Emden - Sich vor das Otto-Haus zu stellen und darauf aufmerksam zu machen, dass man von Armut betroffen ist - dazu gehört schon eine Menge Mut. Genau das tat jedoch am Samstagmittag eine handvoll Menschen in Emden. Sie waren dem Aufruf der „One worry less foundation“ gefolgt und machten auf ihre Situation aufmerksam.

Mit dabei war auch Michaela Kirchberger aus Wirdum. „Es sind sehr viele Menschen von Armut betroffen, wenn man mal die Augen aufmacht“, sagt die Aktivistin, die sich auch auf Twitter für das Problem stark macht. In vielen Fällen würden Menschen unverschuldet in prekäre Situationen rutschen. In ihrem Fall sei ihr Mann schwerst pflegebedürftig. Er erhalte Erwerbsminderungsrente und sie selbst kümmere sich nun um ihn. Die steigenden Preise für Lebensmittel und Energie werden für viele Menschen, die mit wenig Geld auskommen müssen, zu einem großen Problem. Die von der Bundesregierung geschnürten Entlastungs-Pakete würden bei armutsbetroffene Menschen kaum oder gar nicht ankommen.

Vor allem viele Kinder in Emden leiden unter Armut

Gabriele Schumacher ist zwar nicht selbst von Armut betroffen, bekommt es als Lehrerin an einer Grundschule in Barenburg aber täglich mit, wie viele Menschen, vor allem auch Kinder, in Emden darunter leiden. „Viele sehen Armut als individuelles Problem“, sagt sie.
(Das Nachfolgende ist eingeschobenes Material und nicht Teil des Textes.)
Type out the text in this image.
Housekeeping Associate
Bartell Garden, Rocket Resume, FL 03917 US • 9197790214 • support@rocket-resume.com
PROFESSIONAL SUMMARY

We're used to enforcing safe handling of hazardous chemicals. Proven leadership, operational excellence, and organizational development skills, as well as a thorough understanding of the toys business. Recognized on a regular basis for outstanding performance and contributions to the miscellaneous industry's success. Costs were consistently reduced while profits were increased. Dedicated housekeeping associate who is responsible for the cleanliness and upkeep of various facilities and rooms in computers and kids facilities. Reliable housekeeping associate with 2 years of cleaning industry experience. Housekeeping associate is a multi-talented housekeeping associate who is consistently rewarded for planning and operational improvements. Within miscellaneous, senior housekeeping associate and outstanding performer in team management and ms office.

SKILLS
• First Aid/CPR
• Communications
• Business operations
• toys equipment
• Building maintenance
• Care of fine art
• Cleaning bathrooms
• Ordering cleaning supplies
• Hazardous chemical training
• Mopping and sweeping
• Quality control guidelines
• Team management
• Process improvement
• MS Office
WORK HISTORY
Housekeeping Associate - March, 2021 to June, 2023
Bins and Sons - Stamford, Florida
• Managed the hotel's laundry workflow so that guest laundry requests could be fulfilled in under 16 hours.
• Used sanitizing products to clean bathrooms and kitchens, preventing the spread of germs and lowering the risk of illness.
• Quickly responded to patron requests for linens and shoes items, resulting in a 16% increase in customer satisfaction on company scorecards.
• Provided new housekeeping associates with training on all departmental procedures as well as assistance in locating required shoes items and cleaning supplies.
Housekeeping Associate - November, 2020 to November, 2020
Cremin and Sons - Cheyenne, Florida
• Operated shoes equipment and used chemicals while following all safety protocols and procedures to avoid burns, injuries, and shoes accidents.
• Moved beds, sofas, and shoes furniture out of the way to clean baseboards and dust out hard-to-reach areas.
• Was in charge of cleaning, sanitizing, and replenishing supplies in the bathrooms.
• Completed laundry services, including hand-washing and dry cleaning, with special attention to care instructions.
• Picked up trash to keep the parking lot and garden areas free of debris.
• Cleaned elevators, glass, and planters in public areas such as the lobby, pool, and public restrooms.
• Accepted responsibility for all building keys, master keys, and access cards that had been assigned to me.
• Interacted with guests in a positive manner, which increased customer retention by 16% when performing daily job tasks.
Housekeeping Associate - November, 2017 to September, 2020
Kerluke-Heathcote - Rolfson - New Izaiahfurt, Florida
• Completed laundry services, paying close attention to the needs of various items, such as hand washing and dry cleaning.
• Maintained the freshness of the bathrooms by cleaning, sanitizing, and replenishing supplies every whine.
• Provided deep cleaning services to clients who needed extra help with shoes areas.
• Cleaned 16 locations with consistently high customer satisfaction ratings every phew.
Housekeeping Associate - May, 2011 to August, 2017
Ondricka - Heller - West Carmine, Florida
Diejenigen, die keine Geldprobleme haben, haben kaum Kontakt zu denjengen, die von Armut betroffen sind. Viele ihrer Schülerinnen und Schüler würden keine andere Perspektive kennen. „Sie haben keine Vorstellung davon, wie es ist, nicht arm zu sein.“

SPD-Ratsherr und Vorsitzender des DGB-Stadtverbands Horst Götze kam mit einem auffälligem Fahrrad zu der Veranstaltung am Otto-Huus. Der Kampf gegen Armut sei ihm eine Herzensangelegenheit. Die Themen Teilhabe und Inklusion würden in Emden jedoch stiefmütterlich behandelt. „Da wird viel zu wenig gemacht.“

Aktion in Emden als bundesweiter Trend

Die Aktion in Emden war eine von vielen in ganz Deutschland unter dem Titel #IchBinArmutsbetroffen . Dieser Hashtag wird seit Mai 2022 im Sozialen Netzwerk Twitter verbreitet. Den ersten Beitrag wurde von einer alleinerziehenden Mutter mit Pseudonym „Finkulasa“ am 12. Mai 2022 verbreitet. Ihr Aufruf lautete: „Ich würde mich freuen, wenn ihr mitmacht. Nur ein kleiner Tweet zu euch. Lasst uns zeigen, wer wir sind, dass wir keine Zahlen sind.“ Viele weitere machten es ihr nach und folgten, inzwischen auch mit Aktionen auf der Straße.